As the new year begins, global headlines are painting a stark picture: Unemployment is on the rise, especially among youth. In the US and Europe technology may be adding to the problem, driving more jobs overseas. Meanwhile, in the developing world, technology has the potential to create jobs—but in many countries it’s still a nascent sector.
To get clearer insights into these trends, Souktel regularly polls the thousands of job seekers and employers who use its JobMatch services. Delivered by SMS, these short surveys help JobMatch staff (and partners in Africa and the Middle East) understand whether the service is meeting its goal—matching workers with available employment. But the polls also shed light on bigger-picture issues like regional growth, mobile penetration, and the use of social media like Facebook or Twitter in emerging job markets.
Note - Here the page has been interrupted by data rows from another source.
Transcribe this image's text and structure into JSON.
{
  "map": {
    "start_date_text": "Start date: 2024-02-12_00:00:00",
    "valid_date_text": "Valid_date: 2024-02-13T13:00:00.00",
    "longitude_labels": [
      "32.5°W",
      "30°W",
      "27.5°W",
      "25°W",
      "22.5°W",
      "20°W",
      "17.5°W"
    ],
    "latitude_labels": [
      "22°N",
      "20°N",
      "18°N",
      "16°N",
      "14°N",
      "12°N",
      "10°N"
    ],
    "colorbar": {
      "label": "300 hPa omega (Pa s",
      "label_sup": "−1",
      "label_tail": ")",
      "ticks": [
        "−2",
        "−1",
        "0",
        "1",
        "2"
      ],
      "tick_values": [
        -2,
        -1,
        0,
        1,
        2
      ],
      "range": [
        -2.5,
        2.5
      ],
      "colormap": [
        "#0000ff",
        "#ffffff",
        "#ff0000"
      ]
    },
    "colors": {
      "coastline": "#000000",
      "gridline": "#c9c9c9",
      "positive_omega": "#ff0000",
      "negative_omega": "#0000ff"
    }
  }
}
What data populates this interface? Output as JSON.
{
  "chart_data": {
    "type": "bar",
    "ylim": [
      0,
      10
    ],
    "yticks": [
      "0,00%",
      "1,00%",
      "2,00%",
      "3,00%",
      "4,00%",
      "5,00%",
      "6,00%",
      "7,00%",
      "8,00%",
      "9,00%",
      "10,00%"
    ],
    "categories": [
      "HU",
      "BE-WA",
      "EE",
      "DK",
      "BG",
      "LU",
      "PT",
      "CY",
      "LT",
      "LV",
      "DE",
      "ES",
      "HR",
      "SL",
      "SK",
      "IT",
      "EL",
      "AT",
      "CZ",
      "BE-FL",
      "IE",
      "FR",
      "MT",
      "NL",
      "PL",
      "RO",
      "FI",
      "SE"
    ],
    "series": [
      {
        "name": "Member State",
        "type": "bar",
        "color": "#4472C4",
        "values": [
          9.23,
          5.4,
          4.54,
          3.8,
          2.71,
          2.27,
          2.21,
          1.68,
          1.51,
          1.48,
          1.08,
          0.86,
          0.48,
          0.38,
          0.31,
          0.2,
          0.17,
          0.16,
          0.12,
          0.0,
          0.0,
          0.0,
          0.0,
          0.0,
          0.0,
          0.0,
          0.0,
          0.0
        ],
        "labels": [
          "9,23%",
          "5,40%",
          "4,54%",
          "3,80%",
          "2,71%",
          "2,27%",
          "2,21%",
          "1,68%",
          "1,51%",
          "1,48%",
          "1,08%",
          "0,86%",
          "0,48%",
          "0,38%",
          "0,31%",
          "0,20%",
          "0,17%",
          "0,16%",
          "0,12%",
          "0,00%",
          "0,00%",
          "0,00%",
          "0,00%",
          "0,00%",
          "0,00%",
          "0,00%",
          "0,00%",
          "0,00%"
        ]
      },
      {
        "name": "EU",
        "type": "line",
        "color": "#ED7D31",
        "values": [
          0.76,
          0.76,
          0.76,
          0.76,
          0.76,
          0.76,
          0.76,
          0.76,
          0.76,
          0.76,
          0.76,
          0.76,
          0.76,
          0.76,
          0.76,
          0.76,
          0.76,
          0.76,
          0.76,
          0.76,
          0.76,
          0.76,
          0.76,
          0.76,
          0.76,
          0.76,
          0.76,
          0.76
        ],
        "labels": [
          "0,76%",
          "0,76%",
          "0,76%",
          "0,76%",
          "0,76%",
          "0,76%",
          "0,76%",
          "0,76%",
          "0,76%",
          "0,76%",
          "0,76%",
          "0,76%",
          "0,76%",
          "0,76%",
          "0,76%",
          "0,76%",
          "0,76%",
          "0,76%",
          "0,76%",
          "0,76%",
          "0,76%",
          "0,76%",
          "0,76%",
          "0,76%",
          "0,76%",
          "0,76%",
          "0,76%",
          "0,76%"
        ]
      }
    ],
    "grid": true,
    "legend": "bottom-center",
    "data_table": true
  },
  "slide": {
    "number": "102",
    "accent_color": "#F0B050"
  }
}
The results of Souktel’s most recent poll, delivered in late 2011 to more than 500 service users, show that the vast majority of JobMatch subscribers (both employers and job seekers) are satisfied with the system itself, but frustrated by poor access to technology across the region—and a lack of work opportunities in rural areas.
In Palestine, job-seekers had occasional complaints but mainly positive comments: “[SMS job alert] messages are clear,” wrote a recent graduate of Birzeit University. “The service is very good because I can get job information wherever I am.” Meanwhile, a user in Nablus texted, “I am so proud and happy we have this technology in Palestine.” In the Horn of Africa, where 182 job seekers provided feedback, 85% said the SMS JobMatch system was easy to use and 87% said it helped them find a job more quickly than other ways of seeking employment, like searching newspaper ads or the web.
Meanwhile, close to two-thirds of polled employers said the mobile JobMatch service saved them money during their search for new employees: Using JobMatch cost far less than posting a classified ad or printing job leaflets. Over half felt the service helped them find staff more quickly than other hiring methods, like online postings.
Of course, there’s always room for improvement: As Somali users were quick to point out, there aren’t as many job listings on the system for those living and hoping to work in rural areas. “This is a real challenge for us,” says Souktel ‘s president Jacob Korenblum. “As is often the case, there’s a high concentration of work opportunities in urban areas and a growing migration of youth into cities. This means we have to boost our outreach to rural employers so no one is left behind.”
In Palestine, users complained regularly about the lack of 3G (or high speed) coverage in the country. A reality in many emerging markets, this means that using mobile data services (like web browsing or email) is often a slow, expensive process. Still, close to 100 percent of Palestinian JobMatch users reported having Facebook profiles—but fewer than 5 percent said they used Twitter.
“These findings really help Souktel and its implementing partners [who range from mobile networks to NGOs] make decisions when we look at how to improve the service,” explains Korenblum. “We know that recent studies show a far greater proportion of mobile owners in the Middle East and Africa using SMS instead of the web on their phones. These findings help explain why”.
At the same time, though, he adds that “the rising popularity of Facebook and the falling cost of ‘smart phones’ means we’re also cross-posting content on social media platforms, and making our service accessible for mobile browsers. We can’t actively change labor market conditions, but we can actively listen to the job seekers who use our service. Hopefully by doing so we’re creating technology that helps them find work”.